Translation is limited by heterogeneity of agents, timing, dosing, and routes
Uncertainty over direct central nervous system versus systemic mediation

Abstract

Background Acute ischemic stroke (AIS) is a leading cause of death and disability. Glucagon-like peptide-1 receptor agonists (GLP-1RA) reduce atherosclerotic events in type 2 diabetes and obesity, and meta-analyses of cardiovascular outcome trials (CVOTs) suggest a modest reduction in incident stroke. Their safety and efficacy within acute AIS pathways remain uncertain.
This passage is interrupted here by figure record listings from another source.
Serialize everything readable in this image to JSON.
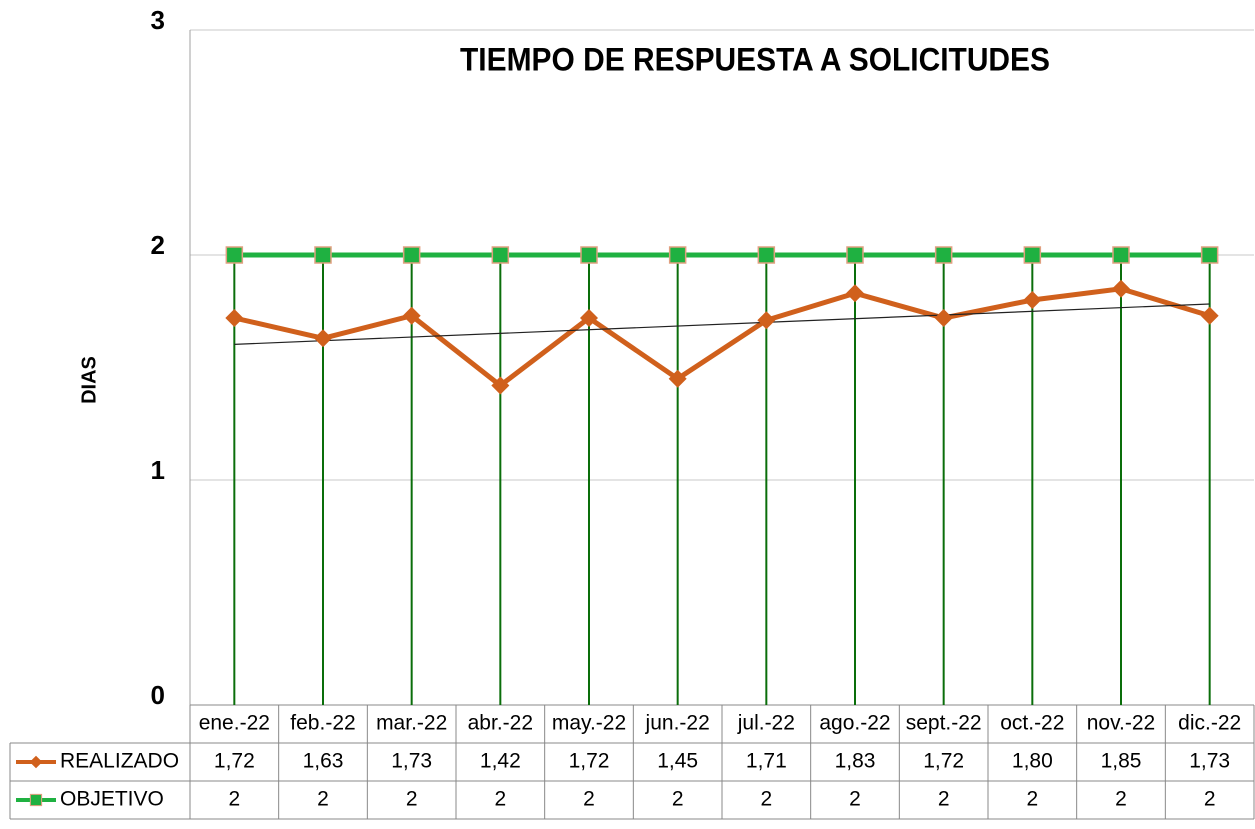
{
  "chart_data": {
    "type": "line",
    "title": "TIEMPO DE RESPUESTA A SOLICITUDES",
    "y_label": "DIAS",
    "categories": [
      "ene.-22",
      "feb.-22",
      "mar.-22",
      "abr.-22",
      "may.-22",
      "jun.-22",
      "jul.-22",
      "ago.-22",
      "sept.-22",
      "oct.-22",
      "nov.-22",
      "dic.-22"
    ],
    "series": [
      {
        "name": "REALIZADO",
        "color": "#d0601c",
        "marker": "diamond",
        "values": [
          1.72,
          1.63,
          1.73,
          1.42,
          1.72,
          1.45,
          1.71,
          1.83,
          1.72,
          1.8,
          1.85,
          1.73
        ],
        "value_labels": [
          "1,72",
          "1,63",
          "1,73",
          "1,42",
          "1,72",
          "1,45",
          "1,71",
          "1,83",
          "1,72",
          "1,80",
          "1,85",
          "1,73"
        ],
        "trendline": true
      },
      {
        "name": "OBJETIVO",
        "color": "#1fb141",
        "marker": "square",
        "values": [
          2,
          2,
          2,
          2,
          2,
          2,
          2,
          2,
          2,
          2,
          2,
          2
        ],
        "drop_lines": true
      }
    ],
    "ylim": [
      0,
      3
    ],
    "yticks": [
      0,
      1,
      2,
      3
    ],
    "grid": true
  }
}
Methods We conducted a narrative review by searching MEDLINE (PubMed), Cochrane CENTRAL, and ClinicalTrials.gov for studies through January 2026. We included in vitro and animal stroke models, observational studies, randomized controlled trials, and meta-analyses reporting AIS-related outcomes or stroke prevention endpoints with GLP-1RA. Results Experimental models commonly show reduced infarct volume and improved neurological outcomes, with proposed mechanisms including attenuation of excitotoxicity, apoptosis, oxidative stress, neuroinflammation, and blood-brain barrier disruption, alongside signals of angiogenesis and neurogenesis. Translation is limited by heterogeneity of agents, timing, dosing, and routes, and by uncertainty over direct central nervous system versus systemic mediation. CVOTs and meta-analyses support long-term stroke risk reduction, whereas observational studies and small AIS trials mainly inform feasibility, metabolic control, and safety, with efficacy unproven. Ongoing stroke-dedicated trials should define patient selection, exposure–response relationships, and interactions with thrombolysis or thrombectomy, while prospectively incorporating imaging and biomarker endpoints to test mechanisms. Conclusions Current evidence does not support routine GLP-1RA use as an acute neuroprotective therapy in AIS in humans. At present, GLP-1RA should be considered primarily for secondary prevention in patients with established indications, pending dedicated stroke trials clarifying acute safety, optimal timing/dosing, interactions with reperfusion therapies, and functional endpoints.